Particularly in the absence of better ideas, I like coordinates. Without loss of generality (as the setup is invariant under similarity transformations), you can use $A$ as the origin and $\overrightarrow{AB}$ as first unit vector.

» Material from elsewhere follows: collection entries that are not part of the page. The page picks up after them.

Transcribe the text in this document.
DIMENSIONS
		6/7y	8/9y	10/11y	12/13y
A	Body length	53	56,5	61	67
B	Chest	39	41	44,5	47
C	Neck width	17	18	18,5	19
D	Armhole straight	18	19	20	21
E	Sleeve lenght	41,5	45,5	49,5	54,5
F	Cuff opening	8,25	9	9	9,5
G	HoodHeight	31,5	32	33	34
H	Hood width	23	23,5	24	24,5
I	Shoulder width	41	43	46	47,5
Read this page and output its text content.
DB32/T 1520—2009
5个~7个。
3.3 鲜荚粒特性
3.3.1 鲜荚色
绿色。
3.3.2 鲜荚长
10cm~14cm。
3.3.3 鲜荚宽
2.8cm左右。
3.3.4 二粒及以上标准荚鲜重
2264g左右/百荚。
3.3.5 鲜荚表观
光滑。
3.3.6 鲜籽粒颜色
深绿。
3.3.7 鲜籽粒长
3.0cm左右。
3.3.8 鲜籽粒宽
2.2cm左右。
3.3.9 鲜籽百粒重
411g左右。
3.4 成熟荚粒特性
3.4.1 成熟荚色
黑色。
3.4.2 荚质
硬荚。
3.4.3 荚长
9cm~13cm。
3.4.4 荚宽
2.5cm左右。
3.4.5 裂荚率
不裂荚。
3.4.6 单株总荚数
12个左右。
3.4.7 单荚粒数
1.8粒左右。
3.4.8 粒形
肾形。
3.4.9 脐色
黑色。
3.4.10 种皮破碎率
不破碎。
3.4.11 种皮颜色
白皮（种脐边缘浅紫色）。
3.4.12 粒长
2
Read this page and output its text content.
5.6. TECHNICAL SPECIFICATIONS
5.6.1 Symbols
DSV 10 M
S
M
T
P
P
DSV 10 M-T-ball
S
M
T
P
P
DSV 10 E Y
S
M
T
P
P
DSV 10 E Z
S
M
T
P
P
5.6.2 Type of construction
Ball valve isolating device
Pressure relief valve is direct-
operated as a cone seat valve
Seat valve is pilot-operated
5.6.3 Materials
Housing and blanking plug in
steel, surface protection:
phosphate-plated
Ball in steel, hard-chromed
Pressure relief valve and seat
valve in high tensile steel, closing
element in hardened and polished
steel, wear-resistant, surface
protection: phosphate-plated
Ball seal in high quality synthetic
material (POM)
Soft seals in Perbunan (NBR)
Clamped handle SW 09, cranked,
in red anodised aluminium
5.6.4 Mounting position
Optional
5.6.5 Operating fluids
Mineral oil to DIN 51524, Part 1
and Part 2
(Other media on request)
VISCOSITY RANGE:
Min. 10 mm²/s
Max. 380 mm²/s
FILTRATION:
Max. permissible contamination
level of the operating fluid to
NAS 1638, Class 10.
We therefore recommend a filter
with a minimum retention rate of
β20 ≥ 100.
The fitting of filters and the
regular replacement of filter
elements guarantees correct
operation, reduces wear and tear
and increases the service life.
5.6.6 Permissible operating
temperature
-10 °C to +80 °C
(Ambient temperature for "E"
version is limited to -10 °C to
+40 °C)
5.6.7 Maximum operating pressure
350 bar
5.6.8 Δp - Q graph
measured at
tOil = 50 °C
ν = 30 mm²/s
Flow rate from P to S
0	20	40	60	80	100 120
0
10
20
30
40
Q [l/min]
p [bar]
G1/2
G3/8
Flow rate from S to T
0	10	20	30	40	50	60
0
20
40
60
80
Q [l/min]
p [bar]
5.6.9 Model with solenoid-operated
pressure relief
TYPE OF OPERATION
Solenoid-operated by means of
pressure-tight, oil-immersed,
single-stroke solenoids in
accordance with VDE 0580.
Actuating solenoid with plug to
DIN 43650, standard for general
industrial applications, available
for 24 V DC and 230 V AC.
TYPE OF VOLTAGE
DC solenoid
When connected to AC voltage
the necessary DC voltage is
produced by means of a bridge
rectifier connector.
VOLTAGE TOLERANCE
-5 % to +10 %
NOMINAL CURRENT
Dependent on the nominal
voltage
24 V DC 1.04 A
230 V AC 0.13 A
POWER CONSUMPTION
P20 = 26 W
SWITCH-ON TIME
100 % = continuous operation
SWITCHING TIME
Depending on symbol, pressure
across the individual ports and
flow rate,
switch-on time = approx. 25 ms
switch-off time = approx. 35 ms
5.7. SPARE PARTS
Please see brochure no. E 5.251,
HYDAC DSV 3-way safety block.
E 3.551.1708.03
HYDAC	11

So you get
$$A=\begin{pmatrix}0\\0\end{pmatrix}\qquad
B=\begin{pmatrix}1\\0\end{pmatrix}\qquad
C=\begin{pmatrix}x\\y\end{pmatrix}$$
for some $x,y\in\mathbb R$. This defines the spiral similarity transformations, and applying that similarity to $C$ you get
$$D=\begin{pmatrix}x&-y\\y&x\end{pmatrix}\cdot
\begin{pmatrix}x\\y\end{pmatrix}=
\begin{pmatrix}x^2-y^2\\2xy\end{pmatrix}\;.$$
The midpoints are thus
$$M_A=\tfrac12(B+C)=\frac12\begin{pmatrix}x+1\\y\end{pmatrix}\qquad
M_B=\tfrac12(C+D)=\frac12\begin{pmatrix}x+x^2-y^2\\y+2xy\end{pmatrix}$$
and intersecting the orthogonal lines in these points you find that the circumcenter is
$$O=\frac{x^2+y^2-1}{2y}\begin{pmatrix}-y\\x\end{pmatrix}\;.$$
To show that $\overrightarrow{AC}$ and $\overrightarrow{AO}$ are orthogonal, you check that the scalar product between these two is zero:
$$\langle C,O\rangle=\frac{x^2+y^2-1}{2y}\left\langle
\begin{pmatrix}x\\y\end{pmatrix},
\begin{pmatrix}-y\\x\end{pmatrix}
\right\rangle=0\;.$$